Quem: Antônio Wilson Honório, o Coutinho, histórico centroavante do Santos FC.
O quê: Marca de 83 anos de seu nascimento destaca seu legado técnico e tático.
Quando: 11 de junho de 2026, data que remete ao aniversário do atleta.
Onde: Piracicaba (SP), cidade natal, e Vila Belmiro, palco de sua carreira.
Por quê: Seus feitos – da estreia aos 14 anos aos 368 gols pelo Santos – ainda influenciam a formação de atacantes no futebol brasileiro.
A estreia precoce que mudou a história do Santos
Em 17 de maio de 1958, um Santos misto entrava em campo em Goiânia e goleava o Sírio-Libanês por 7 × 1. Aos 14 anos e 11 meses, Coutinho marcava o primeiro de seus 368 gols pelo clube e se tornava o jogador mais jovem a atuar na equipe principal. O técnico Lula, visionário na captação de talentos, viu naquela atuação a oportunidade de moldar um centroavante de mobilidade, algo pouco comum em um período dominado por camisas 9 estáticos.
Parceria com Pelé: a tabelinha que virou manual de ataque
Entre 1958 e 1970, Coutinho e Pelé somaram mais de 400 participações diretas em gols, segundo levantamento do Centro de Memória santista. A famosa “tabelinha” funcionava porque Coutinho dominava três premissas essenciais:
- Sincronismo de movimento: ele recuava um metro antes do zagueiro reagir, criando linha de passe curta.
- Finalização de baixa potência: privilegiava o posicionamento em detrimento da força, aumentando a precisão.
- Visão coletiva: assistências rápidas que deixavam Pelé em condição frontal, potencializando o índice de gols do Rei.
O resultado foi um Santos ofensivo que conquistou duas Libertadores (1962 e 1963) e dois Mundiais Interclubes no mesmo período.
Raio-X estatístico
Jogos pelo Santos: 450
Gols pelo Santos: 368 (0,82 por jogo)
Jogos pela Seleção: 16
Gols pela Seleção: 7
Títulos principais: 2 Mundiais, 2 Libertadores, 6 Brasileiros (Taça Brasil e Taça de Prata), 8 Paulistas
O centroavante que antecipou tendências
Mesmo atuando na década de 1960, Coutinho já apresentava conceitos observados no futebol contemporâneo:
- Falso 9 situacional: recuo entrelinhas para arrastar zagueiros, abrindo espaços para pontas.
- Pressão pós-perda: iniciação imediata da recomposição ao perder a posse, estratégia fora do padrão da época.
- Baixa dependência física: uso de raciocínio rápido para compensar menor estatura em comparação a 9 tradicionais.

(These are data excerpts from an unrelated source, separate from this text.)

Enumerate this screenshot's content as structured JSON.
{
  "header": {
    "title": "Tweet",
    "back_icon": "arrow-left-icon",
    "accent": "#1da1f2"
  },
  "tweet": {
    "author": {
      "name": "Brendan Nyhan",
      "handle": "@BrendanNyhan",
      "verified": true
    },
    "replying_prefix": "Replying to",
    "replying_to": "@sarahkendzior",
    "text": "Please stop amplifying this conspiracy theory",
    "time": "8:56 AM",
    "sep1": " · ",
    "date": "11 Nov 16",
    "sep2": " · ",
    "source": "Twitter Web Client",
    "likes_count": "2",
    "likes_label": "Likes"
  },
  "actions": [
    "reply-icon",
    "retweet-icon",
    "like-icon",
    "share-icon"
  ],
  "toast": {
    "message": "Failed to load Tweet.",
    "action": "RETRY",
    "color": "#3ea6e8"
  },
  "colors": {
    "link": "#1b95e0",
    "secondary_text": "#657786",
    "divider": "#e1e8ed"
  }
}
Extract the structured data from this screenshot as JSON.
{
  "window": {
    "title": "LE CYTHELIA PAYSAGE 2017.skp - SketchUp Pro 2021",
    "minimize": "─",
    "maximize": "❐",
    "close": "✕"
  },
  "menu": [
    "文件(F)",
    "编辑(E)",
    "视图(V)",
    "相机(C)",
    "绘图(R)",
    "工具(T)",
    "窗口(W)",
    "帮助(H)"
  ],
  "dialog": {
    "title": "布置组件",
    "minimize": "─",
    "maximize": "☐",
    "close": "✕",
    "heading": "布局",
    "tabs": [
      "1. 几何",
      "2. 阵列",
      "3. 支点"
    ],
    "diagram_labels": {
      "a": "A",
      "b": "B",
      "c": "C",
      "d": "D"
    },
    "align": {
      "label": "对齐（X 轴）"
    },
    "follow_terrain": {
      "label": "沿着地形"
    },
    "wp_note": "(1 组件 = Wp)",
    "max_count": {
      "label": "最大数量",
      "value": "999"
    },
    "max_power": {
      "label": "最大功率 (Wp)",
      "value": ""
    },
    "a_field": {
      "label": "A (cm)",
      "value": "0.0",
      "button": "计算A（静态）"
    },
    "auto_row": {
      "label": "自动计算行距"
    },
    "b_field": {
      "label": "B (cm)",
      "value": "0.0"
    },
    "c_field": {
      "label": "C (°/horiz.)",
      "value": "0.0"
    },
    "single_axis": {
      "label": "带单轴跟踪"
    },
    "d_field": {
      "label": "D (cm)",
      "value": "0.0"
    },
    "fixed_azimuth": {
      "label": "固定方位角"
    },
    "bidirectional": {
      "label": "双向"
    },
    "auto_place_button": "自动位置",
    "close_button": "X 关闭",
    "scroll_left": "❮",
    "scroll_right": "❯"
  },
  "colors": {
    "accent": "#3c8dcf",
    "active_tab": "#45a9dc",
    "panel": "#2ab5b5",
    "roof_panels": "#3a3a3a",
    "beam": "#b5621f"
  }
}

Impacto na base e lições para o Santos atual
O recorde de estreia aos 14 anos virou parâmetro interno para a política de categoria de base santista, que posteriormente revelou atacantes como Neymar e Rodrygo. A aposta em talento precoce, aliada a um modelo de jogo agressivo, segue premissa do clube em 2026.
Imagem: Internet
No futebol brasileiro como um todo, o case Coutinho reforça a importância de centroavantes capazes de associar inteligência espacial a capacidade de finalização, algo buscado hoje em contratações de jovens como Endrick (Palmeiras) e Vitor Roque (Athletico-PR).
Legado além das quatro linhas
Após encerrar a carreira, Coutinho treinou equipes profissionais e categorias de base, multiplicando conceitos de mobilidade ofensiva. Em 1984, comandou o próprio Santos em 17 partidas, utilizando variações táticas que espelhavam seus movimentos de jogador.
Próximos passos: O Santos planeja, para o segundo semestre de 2026, exposições itinerantes com peças do acervo de Coutinho, reforçando seu posicionamento como “clube formador”. Paralelamente, a CBF estuda inserir módulos sobre movimentação de centroavantes em cursos de licença técnica, tomando o camisa 9 santista como estudo de caso, o que poderá influenciar futuras gerações de treinadores e atacantes.
Ao completar 83 anos de seu nascimento, Coutinho permanece como referência viva na elaboração tática ofensiva. A expectativa é que as homenagens de 2026 reativem debates sobre formação de atacantes e consolidem sua figura como estudo obrigatório em cursos de análise de desempenho.